山登り
先日、山登りをした。目的は山頂にある神社に行くことだった。
私、このように鎧など着ておりますから、当然、悪をくじき、弱きを助けるような人間でありたいと思う一方で、弱い心を内に秘めておりました。当然それは死に直結しうる弱点です。神様にもすがって自分は強くあろうとするわけです。
想像して欲しい。ギラギラと輝く鎧に身を包んだ騎士が黙々と山登りをする様を。もともとその神社は、武具を持った益荒男がご利益を得るために登っていた山だった。そのため別に変なことではなかった。今、令和だということをのぞいて、全ては正しかった。
私のような者が山に入るときには必ずといって良いほど不思議なことが起こった。その山は大変な人気の山であったが、その日に限っては全然人がいない……。
山のなかも閑古鳥が鳴いて人っ子一人いない。されど、山の雰囲気は独特で体をねぶるように生暖かい風が吹いていた。
常に視線を感じていたのだった。それどころか、人の通らないような藪の中から足音など聞こえる。
ふと、気がつくと目の前には若い鹿の姿があった。角はなく、小柄で、尻は真っ白な毛でおおわれていた。おそらく、若い雄鹿か、雌鹿であろう。その鹿が頭を垂れて、私の後ろをずっと着いてくるのだった。
歩みを止めればそちらも止まる。
また歩けば着いてくる。
怖い。
思わずヘルメットのバイザーをガチャリと下げる。
その鹿はまるで、お目付け役か、道案内、あるいは、通行手形のようであった。
しばらく進むと足元の石は丸みを帯びてツヤツヤと朝露に濡れて輝き出した。頭上の木々からは鳥達の歌声が聞こえ、その声に耳を澄ましていると、なにか不思議なことが起こった。
山道の登り。それも人のいないような山で、なぜか足元に線香の煙のようなものが揺らぎ、さっと姿を消してしまった。
見間違いだろうと思い、歩みを進めると、今度はより大きな煙が足元に絡み付き、まるで甘える子犬のように、脛当に当たるではないか。
変な匂いもした。動物が腐ったような、メタンガスのような匂いがして、おそらく本当に動物が近くで死んでいたのだろうと思う。
山頂から先に降りてきた人と鉢合わせして叫ばれるなどする。
そりゃそうだわな。完全武装の人間が上がってくるなんて。
すかさずヘルメットのバイザーをあげてにっこり笑顔で応対する。
私は、この時怪異そのもので、居合わせた子供は放心状態であった。怖いよね。うん。分かる。
歩くだけでガチャガチャとうるさい鎧はいつの間にか追いかけてきた鹿の姿もなくなっていた。
問題は頂上である。
目的の神社は鳥居を二つ越えた先の山頂にあった。
そこはまるで、綿菓子に包まれたように真っ白であった。天国のようだと思った。あまりにも美しかったので写真を撮るのを忘れたくらいだ。
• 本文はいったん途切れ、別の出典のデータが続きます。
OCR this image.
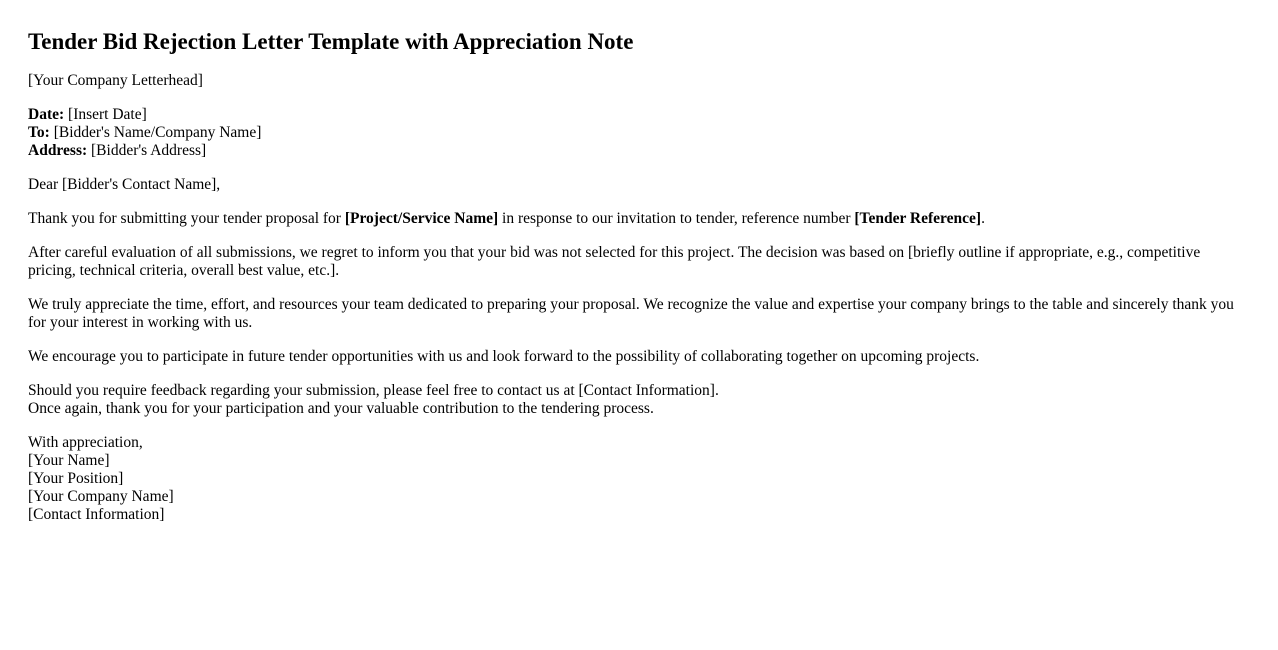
Tender Bid Rejection Letter Template with Appreciation Note

[Your Company Letterhead]

Date: [Insert Date]
To: [Bidder's Name/Company Name]
Address: [Bidder's Address]

Dear [Bidder's Contact Name],

Thank you for submitting your tender proposal for [Project/Service Name] in response to our invitation to tender, reference number [Tender Reference].

After careful evaluation of all submissions, we regret to inform you that your bid was not selected for this project. The decision was based on [briefly outline if appropriate, e.g., competitive pricing, technical criteria, overall best value, etc.].

We truly appreciate the time, effort, and resources your team dedicated to preparing your proposal. We recognize the value and expertise your company brings to the table and sincerely thank you for your interest in working with us.

We encourage you to participate in future tender opportunities with us and look forward to the possibility of collaborating together on upcoming projects.

Should you require feedback regarding your submission, please feel free to contact us at [Contact Information].
Once again, thank you for your participation and your valuable contribution to the tendering process.

With appreciation,
[Your Name]
[Your Position]
[Your Company Name]
[Contact Information]
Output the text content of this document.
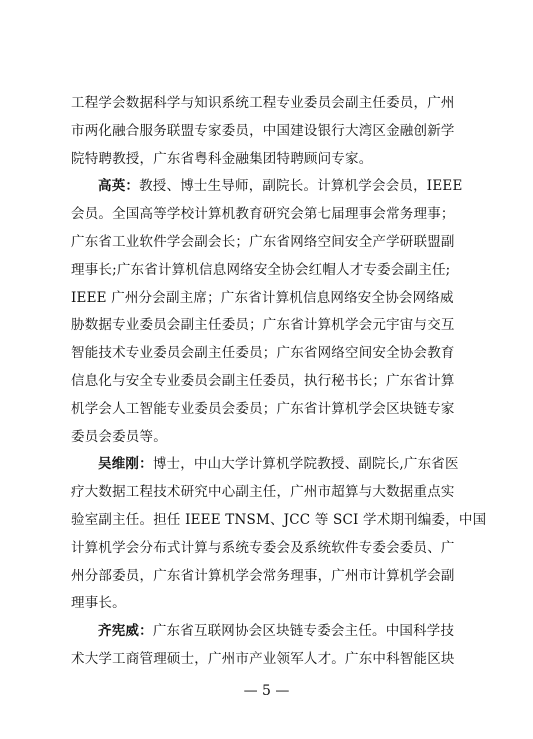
工程学会数据科学与知识系统工程专业委员会副主任委员，广州
市两化融合服务联盟专家委员，中国建设银行大湾区金融创新学
院特聘教授，广东省粤科金融集团特聘顾问专家。
高英：教授、博士生导师，副院长。计算机学会会员，IEEE
会员。全国高等学校计算机教育研究会第七届理事会常务理事；
广东省工业软件学会副会长；广东省网络空间安全产学研联盟副
理事长;广东省计算机信息网络安全协会红帽人才专委会副主任;
IEEE 广州分会副主席；广东省计算机信息网络安全协会网络威
胁数据专业委员会副主任委员；广东省计算机学会元宇宙与交互
智能技术专业委员会副主任委员；广东省网络空间安全协会教育
信息化与安全专业委员会副主任委员，执行秘书长；广东省计算
机学会人工智能专业委员会委员；广东省计算机学会区块链专家
委员会委员等。
吴维刚：博士，中山大学计算机学院教授、副院长,广东省医
疗大数据工程技术研究中心副主任，广州市超算与大数据重点实
验室副主任。担任 IEEE TNSM、JCC 等 SCI 学术期刊编委，中国
计算机学会分布式计算与系统专委会及系统软件专委会委员、广
州分部委员，广东省计算机学会常务理事，广州市计算机学会副
理事长。
齐宪威：广东省互联网协会区块链专委会主任。中国科学技
术大学工商管理硕士，广州市产业领军人才。广东中科智能区块
— 5 —
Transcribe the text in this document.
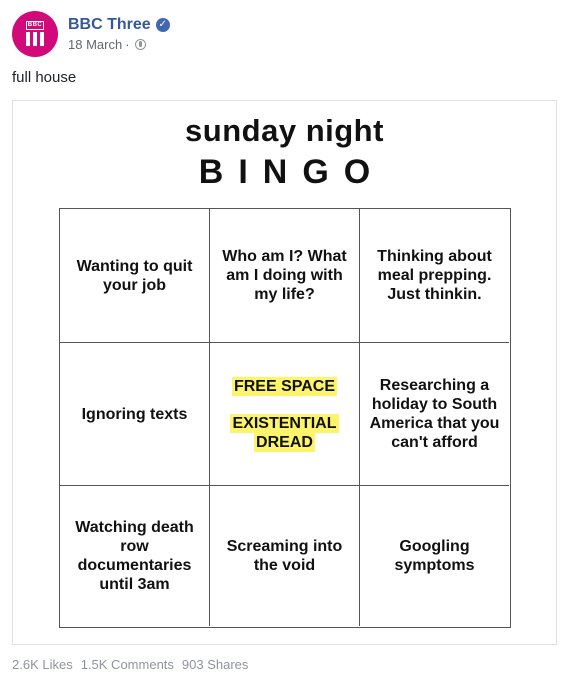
BBC BBC Three ✓
18 March ·
full house
sunday night
BINGO
Wanting to quit your job
Who am I? What am I doing with my life?
Thinking about meal prepping. Just thinkin.
Ignoring texts
FREE SPACE
EXISTENTIAL
DREAD
Researching a holiday to South America that you can't afford
Watching death row documentaries until 3am
Screaming into the void
Googling symptoms
2.6K Likes 1.5K Comments 903 Shares
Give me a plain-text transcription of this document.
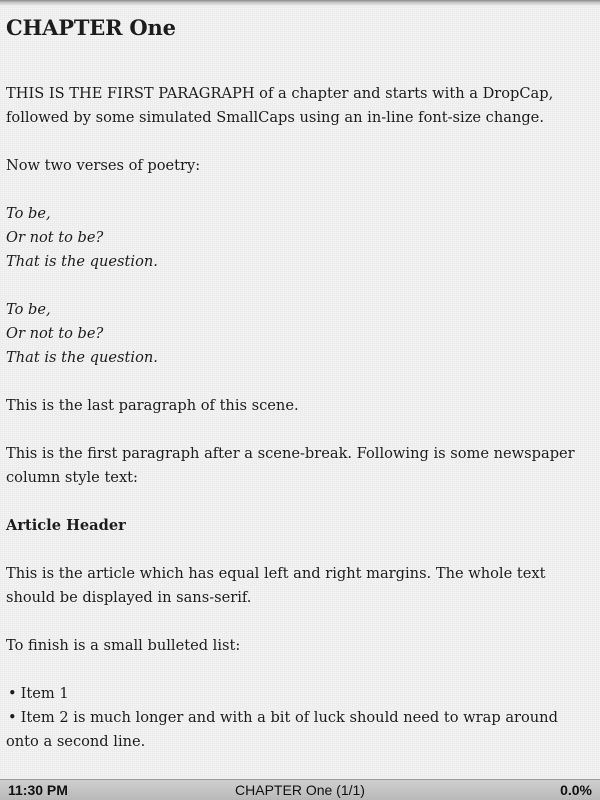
CHAPTER One

THIS IS THE FIRST PARAGRAPH of a chapter and starts with a DropCap, followed by some simulated SmallCaps using an in-line font-size change.

Now two verses of poetry:

To be,
Or not to be?
That is the question.
To be,
Or not to be?
That is the question.

This is the last paragraph of this scene.

This is the first paragraph after a scene-break. Following is some newspaper column style text:

Article Header

This is the article which has equal left and right margins. The whole text should be displayed in sans-serif.

To finish is a small bulleted list:

• Item 1
• Item 2 is much longer and with a bit of luck should need to wrap around onto a second line.
11:30 PM	CHAPTER One (1/1)	0.0%
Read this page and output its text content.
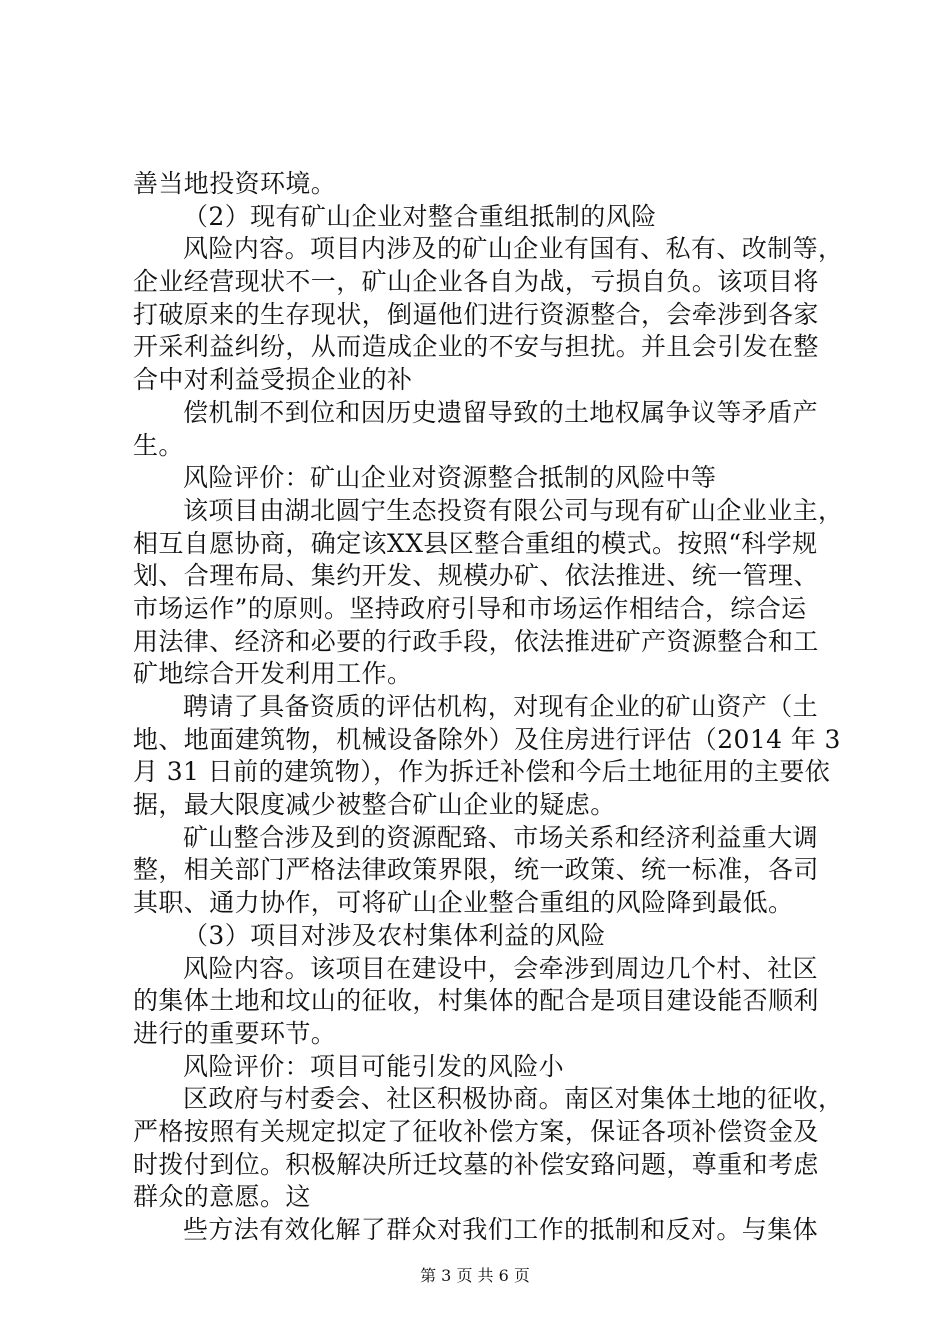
善当地投资环境。
（2）现有矿山企业对整合重组抵制的风险
风险内容。项目内涉及的矿山企业有国有、私有、改制等，
企业经营现状不一，矿山企业各自为战，亏损自负。该项目将
打破原来的生存现状，倒逼他们进行资源整合，会牵涉到各家
开采利益纠纷，从而造成企业的不安与担扰。并且会引发在整
合中对利益受损企业的补
偿机制不到位和因历史遗留导致的土地权属争议等矛盾产
生。
风险评价：矿山企业对资源整合抵制的风险中等
该项目由湖北圆宁生态投资有限公司与现有矿山企业业主，
相互自愿协商，确定该XX县区整合重组的模式。按照“科学规
划、合理布局、集约开发、规模办矿、依法推进、统一管理、
市场运作”的原则。坚持政府引导和市场运作相结合，综合运
用法律、经济和必要的行政手段，依法推进矿产资源整合和工
矿地综合开发利用工作。
聘请了具备资质的评估机构，对现有企业的矿山资产（土
地、地面建筑物，机械设备除外）及住房进行评估（2014 年 3
月 31 日前的建筑物），作为拆迁补偿和今后土地征用的主要依
据，最大限度减少被整合矿山企业的疑虑。
矿山整合涉及到的资源配臵、市场关系和经济利益重大调
整，相关部门严格法律政策界限，统一政策、统一标准，各司
其职、通力协作，可将矿山企业整合重组的风险降到最低。
（3）项目对涉及农村集体利益的风险
风险内容。该项目在建设中，会牵涉到周边几个村、社区
的集体土地和坟山的征收，村集体的配合是项目建设能否顺利
进行的重要环节。
风险评价：项目可能引发的风险小
区政府与村委会、社区积极协商。南区对集体土地的征收，
严格按照有关规定拟定了征收补偿方案，保证各项补偿资金及
时拨付到位。积极解决所迁坟墓的补偿安臵问题，尊重和考虑
群众的意愿。这
些方法有效化解了群众对我们工作的抵制和反对。与集体
第 3 页 共 6 页
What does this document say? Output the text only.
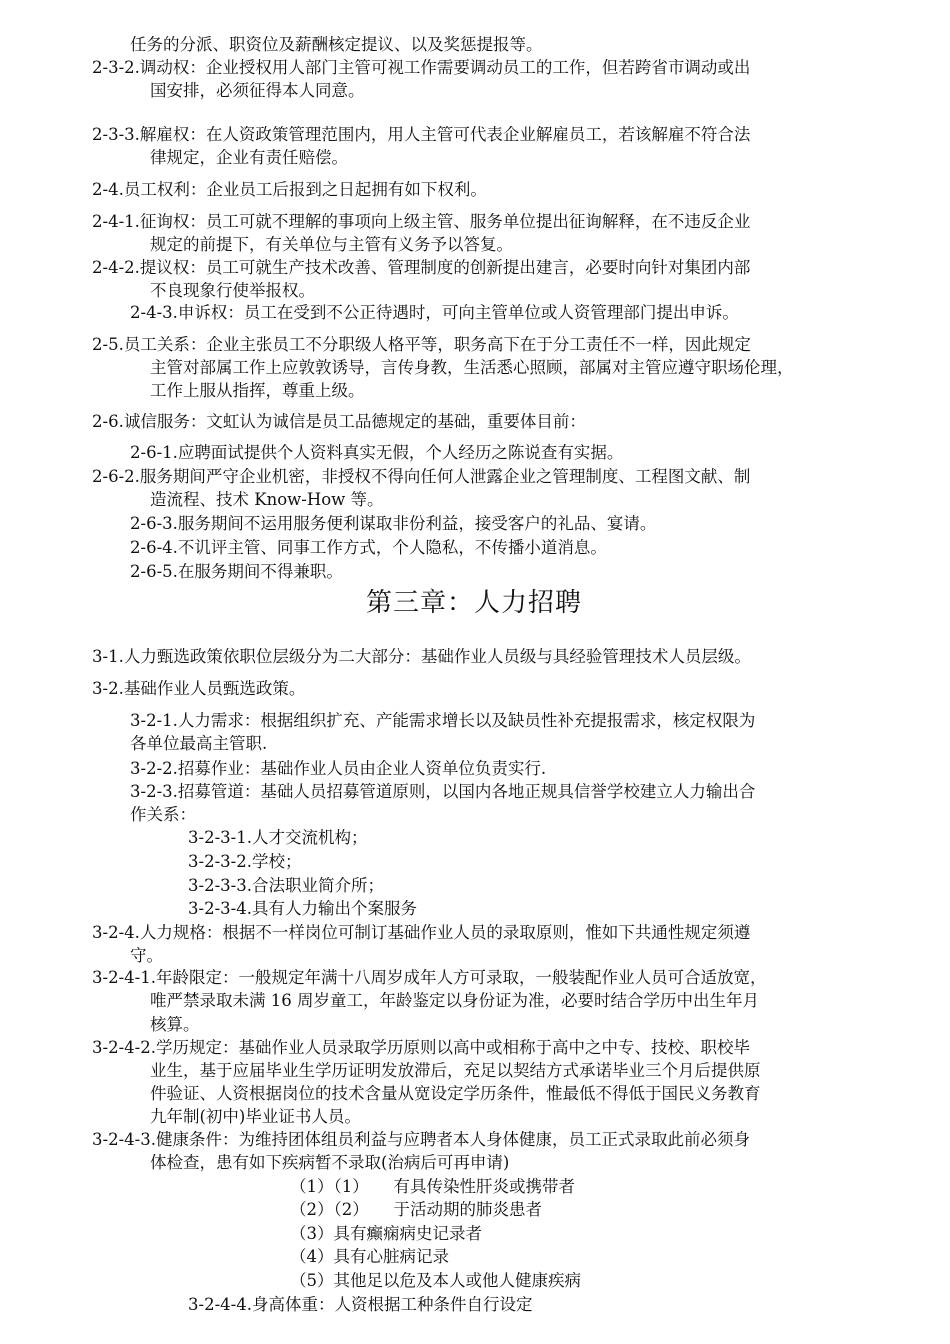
任务的分派、职资位及薪酬核定提议、以及奖惩提报等。
2-3-2.调动权：企业授权用人部门主管可视工作需要调动员工的工作，但若跨省市调动或出
国安排，必须征得本人同意。
2-3-3.解雇权：在人资政策管理范围内，用人主管可代表企业解雇员工，若该解雇不符合法
律规定，企业有责任赔偿。
2-4.员工权利：企业员工后报到之日起拥有如下权利。
2-4-1.征询权：员工可就不理解的事项向上级主管、服务单位提出征询解释，在不违反企业
规定的前提下，有关单位与主管有义务予以答复。
2-4-2.提议权：员工可就生产技术改善、管理制度的创新提出建言，必要时向针对集团内部
不良现象行使举报权。
2-4-3.申诉权：员工在受到不公正待遇时，可向主管单位或人资管理部门提出申诉。
2-5.员工关系：企业主张员工不分职级人格平等，职务高下在于分工责任不一样，因此规定
主管对部属工作上应敦敦诱导，言传身教，生活悉心照顾，部属对主管应遵守职场伦理，
工作上服从指挥，尊重上级。
2-6.诚信服务：文虹认为诚信是员工品德规定的基础，重要体目前：
2-6-1.应聘面试提供个人资料真实无假，个人经历之陈说查有实据。
2-6-2.服务期间严守企业机密，非授权不得向任何人泄露企业之管理制度、工程图文献、制
造流程、技术 Know-How 等。
2-6-3.服务期间不运用服务便利谋取非份利益，接受客户的礼品、宴请。
2-6-4.不讥评主管、同事工作方式，个人隐私，不传播小道消息。
2-6-5.在服务期间不得兼职。
第三章：人力招聘
3-1.人力甄选政策依职位层级分为二大部分：基础作业人员级与具经验管理技术人员层级。
3-2.基础作业人员甄选政策。
3-2-1.人力需求：根据组织扩充、产能需求增长以及缺员性补充提报需求，核定权限为
各单位最高主管职.
3-2-2.招募作业：基础作业人员由企业人资单位负责实行.
3-2-3.招募管道：基础人员招募管道原则，以国内各地正规具信誉学校建立人力输出合
作关系：
3-2-3-1.人才交流机构；
3-2-3-2.学校；
3-2-3-3.合法职业简介所；
3-2-3-4.具有人力输出个案服务
3-2-4.人力规格：根据不一样岗位可制订基础作业人员的录取原则，惟如下共通性规定须遵
守。
3-2-4-1.年龄限定：一般规定年满十八周岁成年人方可录取，一般装配作业人员可合适放宽，
唯严禁录取未满 16 周岁童工，年龄鉴定以身份证为准，必要时结合学历中出生年月
核算。
3-2-4-2.学历规定：基础作业人员录取学历原则以高中或相称于高中之中专、技校、职校毕
业生，基于应届毕业生学历证明发放滞后，充足以契结方式承诺毕业三个月后提供原
件验证、人资根据岗位的技术含量从宽设定学历条件，惟最低不得低于国民义务教育
九年制(初中)毕业证书人员。
3-2-4-3.健康条件：为维持团体组员利益与应聘者本人身体健康，员工正式录取此前必须身
体检查，患有如下疾病暂不录取(治病后可再申请)
（1）（1）　　有具传染性肝炎或携带者
（2）（2）　　于活动期的肺炎患者
（3）具有癫痫病史记录者
（4）具有心脏病记录
（5）其他足以危及本人或他人健康疾病
3-2-4-4.身高体重：人资根据工种条件自行设定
いや、それでよかったのかもしれない。もしあの景色を写真に撮っていたならば、おそらく、写ってはいけない物が写っていただろう。
なにしろその山その物が霊山であり、かつて、ここから戦争に行った魂も鎮めている。それどころか、もっと前、一番古い歴史では縄文時代から人々は崇めていたという。
そんな山の帰り道でヒルに足を吸われる。
脛当をはずして休憩中のことであった。
血が止まらないんですね。知りませんでした。脛当をきつく結び止血して下りましたが結構ショックでしてね。
ああ、動物と混血になったのだなと思うと悲しくもあり、嬉しくも思いました。獣化。こんなことで動物の遺伝子が乗っかることはないと思うけれど、ほんのちょっぴり、嬉しかったのを覚えています。山にいる神様がまだ帰って欲しくなかったのかな。だったらいいな。